Epigenetic landscape

To depict the epigenetic landscapes of genomic regions, we downloaded depth-normalized coverage bigWig files of ATAC-seq and histone ChIP-seq including H3K27ac, H3K4me3, and H3K4me1 modifications in BE(2)-C and SH-SY5Y cell lines from the ChIP-Atlas (https://github.com/inutano/chip-atlas/wiki) (Supplementary Data 3). We computed the average coverage of each experiment type of each cell line using the “mean” function of wiggletools (https://github.com/Ensembl/WiggleTools), generating a wiggle-formatted file. This file was in turn converted to a bigWig file using wig2bed (https://github.com/bedops/bedops/releases/download/v2.4.41/bedops_linux_x86_64-v2.4.41.tar.bz2) and bedGraphToBigWig (http://hgdownload.soe.ucsc.edu/admin/exe/linux.x86_64/bedGraphToBigWig) and then visualized in IGV. In addition, we downloaded the hic-format file of a micro-C experiment of human foreskin fibroblasts (HFFc6) (https://data.4dnucleome.org/files-processed/4DNFIPC7P27B/@@download/4DNFIPC7P27B.hic) and visualized the chromatin contact map utilizing the Juicebox web application (https://aidenlab.org/juicebox/). To identify chromatin loops, we obtained a pairs-format file from the experiment (https://data.4dnucleome.org/files-processed/4DNFINYO612N/@@download/4DNFINYO612N.pairs.gz) and converted it to a hic-format file using the “pre” function of juicer_tools_1.22.01.jar (https://github.com/aidenlab/juicer/wiki/Download). Subsequently, loops were called at 5 or 10 kb resolution with a default 20% false discovery rate using Mustache ver. 1.3.2 (https://github.com/ay-lab/mustache/). Loops arising from the TBL1XR1 TSS (Chr3:177,190,00-177,205,000) or NR2F1 TSS (Chr5:93,575,000-93,590,000) were then visualized using CoolBox (https://gangcaolab.github.io/CoolBox/).

Detection of repeat expansion using Expansion Hunter Denovo (EHdn)

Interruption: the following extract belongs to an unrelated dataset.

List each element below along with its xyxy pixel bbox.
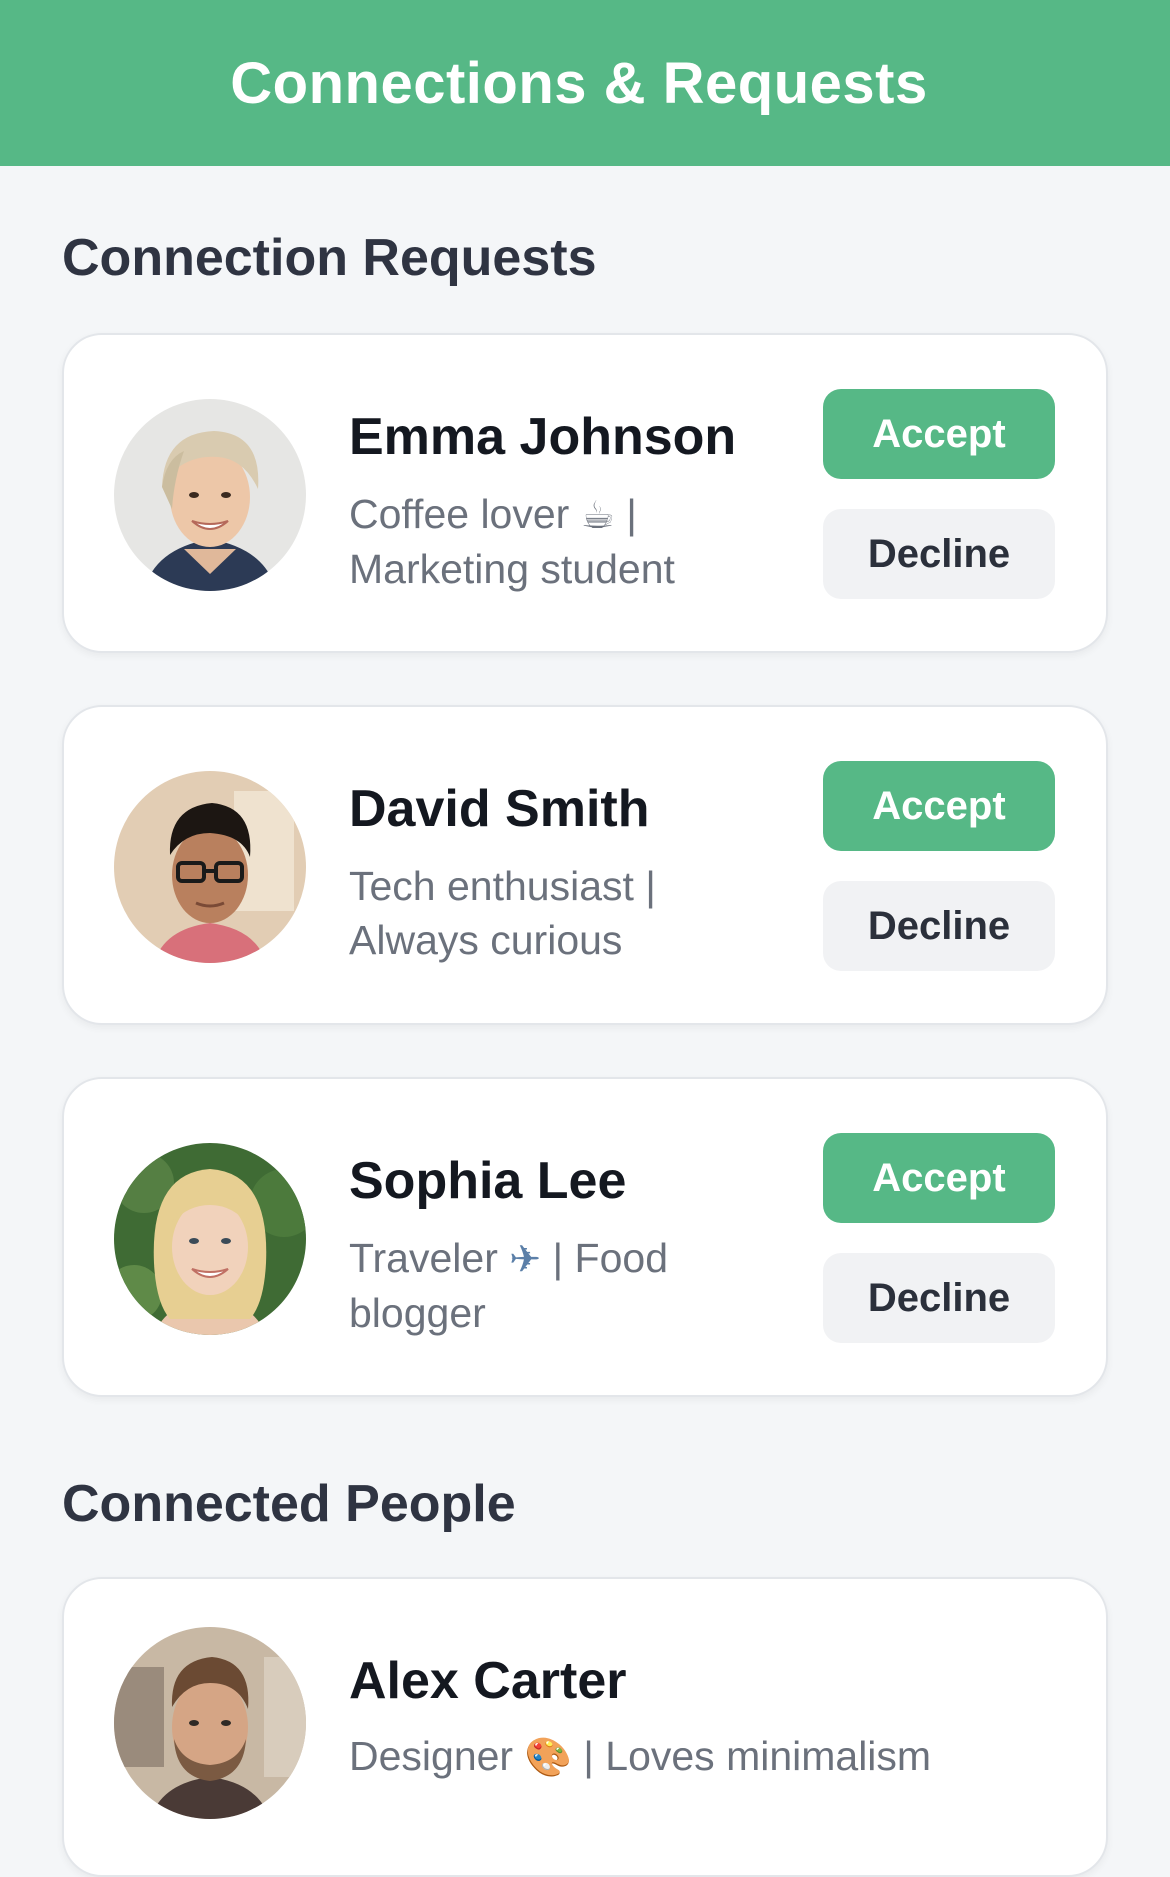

We searched repeat expansion utilizing EHdn ver. 0.9.0 following developers’ instructions (https://github.com/Illumina/ExpansionHunterDenovo/tree/master/documentation). Briefly, we generated a JavaScript Object Notation (JSON) file encompassing anchored and paired IRR count profiles for each sample employing the “profile” function. The JSON files were integrated into a single JSON file using the “merge” function and then transformed into two tables depicting counts of IRR anchored at each locus and paired IRR of each motif using outlier.py, an accompanying auxiliary script. The IRR counts were normalized to a depth of 30×. Repeat loci in the former file were annotated with RefSeq genes using annotate_ehdn.sh, another script.